Artigo – As contradições do novo decreto federal sobre inclusão

Francisco Carbonari
A inclusão escolar voltou ao centro do debate público após a publicação do Decreto nº 12.686, de 20 de outubro de 2025, que instituiu a Política Nacional e a Rede Nacional de Educação Especial Inclusiva. O texto surge com a promessa de reafirmar princípios amplamente aceitos no campo educacional: garantir às pessoas com deficiência e com altas habilidades uma educação “sem discriminação e com base na igualdade de oportunidades”, bem como assegurar as condições necessárias para o acesso, a participação e a permanência dos estudantes.
Entretanto, o decreto avança para além do que estabelecem as normas vigentes, especialmente a Lei de Diretrizes e Bases da Educação (LDB), ao transformar a preferência legal pela inclusão em classes comuns em obrigação universal. Segundo o texto, todas as crianças e jovens, independentemente do tipo de deficiência ou do grau de comprometimento, devem ser matriculados em escolas regulares, ainda que haja indicação de atendimento especializado. Na prática, isso substitui uma diretriz flexível — que busca incluir sem ignorar necessidades específicas — por uma imposição generalizada.
Não surpreende, portanto, que as reações negativas tenham sido imediatas, culminando inclusive na apresentação de um Projeto de Decreto Legislativo no Congresso Nacional para sustar os efeitos da norma.
Como apontou recentemente o professor João Batista de Oliveira, “tratar todos igualmente não é o mesmo que tratá-los do mesmo modo”. Uma política que exige uniformidade ameaça a liberdade de escolha das famílias e deslegitima experiências cuja eficácia já foi comprovada, como as escolas bilíngues para surdos, as instituições especializadas e entidades tradicionais — Apaes, Pestalozzi, Associação Brasileira de Autismo, entre outras — que complementam e fortalecem a rede pública. Eliminar a diversidade institucional sob o argumento de ampliar a inclusão não é, de fato, incluir.

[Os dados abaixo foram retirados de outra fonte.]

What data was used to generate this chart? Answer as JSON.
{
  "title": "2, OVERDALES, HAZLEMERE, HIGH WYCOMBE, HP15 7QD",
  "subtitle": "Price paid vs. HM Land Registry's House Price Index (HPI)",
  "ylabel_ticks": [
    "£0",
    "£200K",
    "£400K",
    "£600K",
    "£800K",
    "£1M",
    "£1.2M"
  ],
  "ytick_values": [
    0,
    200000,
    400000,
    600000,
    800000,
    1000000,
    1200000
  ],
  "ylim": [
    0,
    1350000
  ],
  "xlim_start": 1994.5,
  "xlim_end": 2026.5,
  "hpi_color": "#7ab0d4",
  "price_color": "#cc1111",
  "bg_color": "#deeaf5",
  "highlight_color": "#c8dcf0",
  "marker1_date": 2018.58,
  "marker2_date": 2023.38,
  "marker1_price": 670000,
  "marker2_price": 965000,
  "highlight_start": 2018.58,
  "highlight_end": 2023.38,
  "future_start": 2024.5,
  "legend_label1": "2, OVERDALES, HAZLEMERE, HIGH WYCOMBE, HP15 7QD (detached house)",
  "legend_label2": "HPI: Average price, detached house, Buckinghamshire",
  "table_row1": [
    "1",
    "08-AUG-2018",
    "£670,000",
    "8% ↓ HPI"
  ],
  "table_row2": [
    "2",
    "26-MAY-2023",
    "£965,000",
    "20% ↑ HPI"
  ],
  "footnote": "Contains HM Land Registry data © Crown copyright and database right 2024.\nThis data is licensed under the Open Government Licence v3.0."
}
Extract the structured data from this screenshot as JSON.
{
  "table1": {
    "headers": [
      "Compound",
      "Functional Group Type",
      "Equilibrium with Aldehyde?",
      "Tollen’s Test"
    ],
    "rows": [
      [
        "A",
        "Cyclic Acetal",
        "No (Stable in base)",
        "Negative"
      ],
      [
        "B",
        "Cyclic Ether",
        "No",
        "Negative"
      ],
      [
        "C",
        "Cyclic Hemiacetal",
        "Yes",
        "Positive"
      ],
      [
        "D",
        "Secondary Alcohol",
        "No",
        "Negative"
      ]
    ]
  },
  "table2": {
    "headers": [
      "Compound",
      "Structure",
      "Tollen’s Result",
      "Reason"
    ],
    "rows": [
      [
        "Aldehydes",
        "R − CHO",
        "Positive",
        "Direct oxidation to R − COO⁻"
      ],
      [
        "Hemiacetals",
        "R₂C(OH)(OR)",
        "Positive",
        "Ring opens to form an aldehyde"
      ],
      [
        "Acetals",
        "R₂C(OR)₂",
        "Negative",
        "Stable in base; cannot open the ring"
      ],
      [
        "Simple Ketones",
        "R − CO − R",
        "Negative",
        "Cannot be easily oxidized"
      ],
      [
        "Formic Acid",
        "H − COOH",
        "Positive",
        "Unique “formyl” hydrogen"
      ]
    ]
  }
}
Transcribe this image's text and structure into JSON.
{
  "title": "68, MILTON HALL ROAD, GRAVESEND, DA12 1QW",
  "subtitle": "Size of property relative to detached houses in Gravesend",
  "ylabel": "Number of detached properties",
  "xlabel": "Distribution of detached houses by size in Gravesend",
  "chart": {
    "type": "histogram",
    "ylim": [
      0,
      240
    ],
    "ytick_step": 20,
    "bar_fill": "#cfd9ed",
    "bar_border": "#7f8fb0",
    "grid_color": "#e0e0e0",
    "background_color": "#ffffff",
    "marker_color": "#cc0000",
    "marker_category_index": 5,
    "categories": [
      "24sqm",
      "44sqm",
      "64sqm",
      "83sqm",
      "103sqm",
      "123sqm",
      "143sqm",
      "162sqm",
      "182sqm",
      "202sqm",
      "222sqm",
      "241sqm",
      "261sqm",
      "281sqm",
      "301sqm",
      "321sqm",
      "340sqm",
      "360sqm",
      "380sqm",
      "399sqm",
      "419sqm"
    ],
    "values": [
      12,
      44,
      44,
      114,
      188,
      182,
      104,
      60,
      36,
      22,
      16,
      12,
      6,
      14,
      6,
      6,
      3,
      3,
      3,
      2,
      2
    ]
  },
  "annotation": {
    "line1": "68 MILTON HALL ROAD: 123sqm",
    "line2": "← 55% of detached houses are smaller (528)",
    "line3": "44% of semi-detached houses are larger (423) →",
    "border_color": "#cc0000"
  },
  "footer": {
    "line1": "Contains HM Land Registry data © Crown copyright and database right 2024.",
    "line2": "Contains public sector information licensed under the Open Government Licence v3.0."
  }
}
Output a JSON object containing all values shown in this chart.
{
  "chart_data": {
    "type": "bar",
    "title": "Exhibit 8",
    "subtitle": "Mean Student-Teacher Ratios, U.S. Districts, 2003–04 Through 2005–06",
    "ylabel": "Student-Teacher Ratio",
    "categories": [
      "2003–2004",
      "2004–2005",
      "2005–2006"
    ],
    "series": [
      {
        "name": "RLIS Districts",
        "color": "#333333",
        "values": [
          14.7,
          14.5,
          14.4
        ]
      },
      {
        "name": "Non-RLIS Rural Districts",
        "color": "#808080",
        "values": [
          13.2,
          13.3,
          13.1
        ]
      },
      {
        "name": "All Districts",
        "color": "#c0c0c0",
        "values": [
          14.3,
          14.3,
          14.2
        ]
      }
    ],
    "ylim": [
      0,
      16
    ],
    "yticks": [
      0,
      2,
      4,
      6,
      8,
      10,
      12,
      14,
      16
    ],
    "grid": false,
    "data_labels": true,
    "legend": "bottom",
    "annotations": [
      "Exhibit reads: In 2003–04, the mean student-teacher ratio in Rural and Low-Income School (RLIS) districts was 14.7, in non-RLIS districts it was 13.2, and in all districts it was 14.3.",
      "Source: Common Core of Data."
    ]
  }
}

A defesa da inclusão escolar é fundamental e deve continuar sendo perseguida como política pública universal. No entanto, não se constrói uma política nacional por decreto, sobretudo sem a participação ativa das comunidades escolares, das entidades especializadas e das famílias. Um debate dessa magnitude exige transparência, ampla escuta e tramitação legislativa: seu espaço legítimo é o Congresso Nacional.
Além disso, a visão idealizada de que basta capacitar equipes pedagógicas para que todas as escolas regulares acolham qualquer estudante revela desconhecimento da realidade. Quem conhece o cotidiano das escolas públicas sabe que, em grande parte delas, faltam formação adequada, recursos pedagógicos e infraestrutura mínima para atender estudantes com diferentes graus e tipos de deficiência.
Em síntese, embora o decreto declare buscar a inclusão de todos — objetivo inquestionável —, o faz de maneira autoritária e desconectada das condições reais do país, ignorando dificuldades das escolas, fragilizando instituições especializadas e desconsiderando o direito de escolha das famílias.
A inclusão deve ser um compromisso nacional, mas não pode ser construída a partir de um modelo único. É preciso garantir múltiplas trajetórias, respeitando necessidades diversas, valorizando experiências consolidadas e assegurando que cada estudante encontre, de fato, o espaço educacional que lhe permita aprender e se desenvolver plenamente.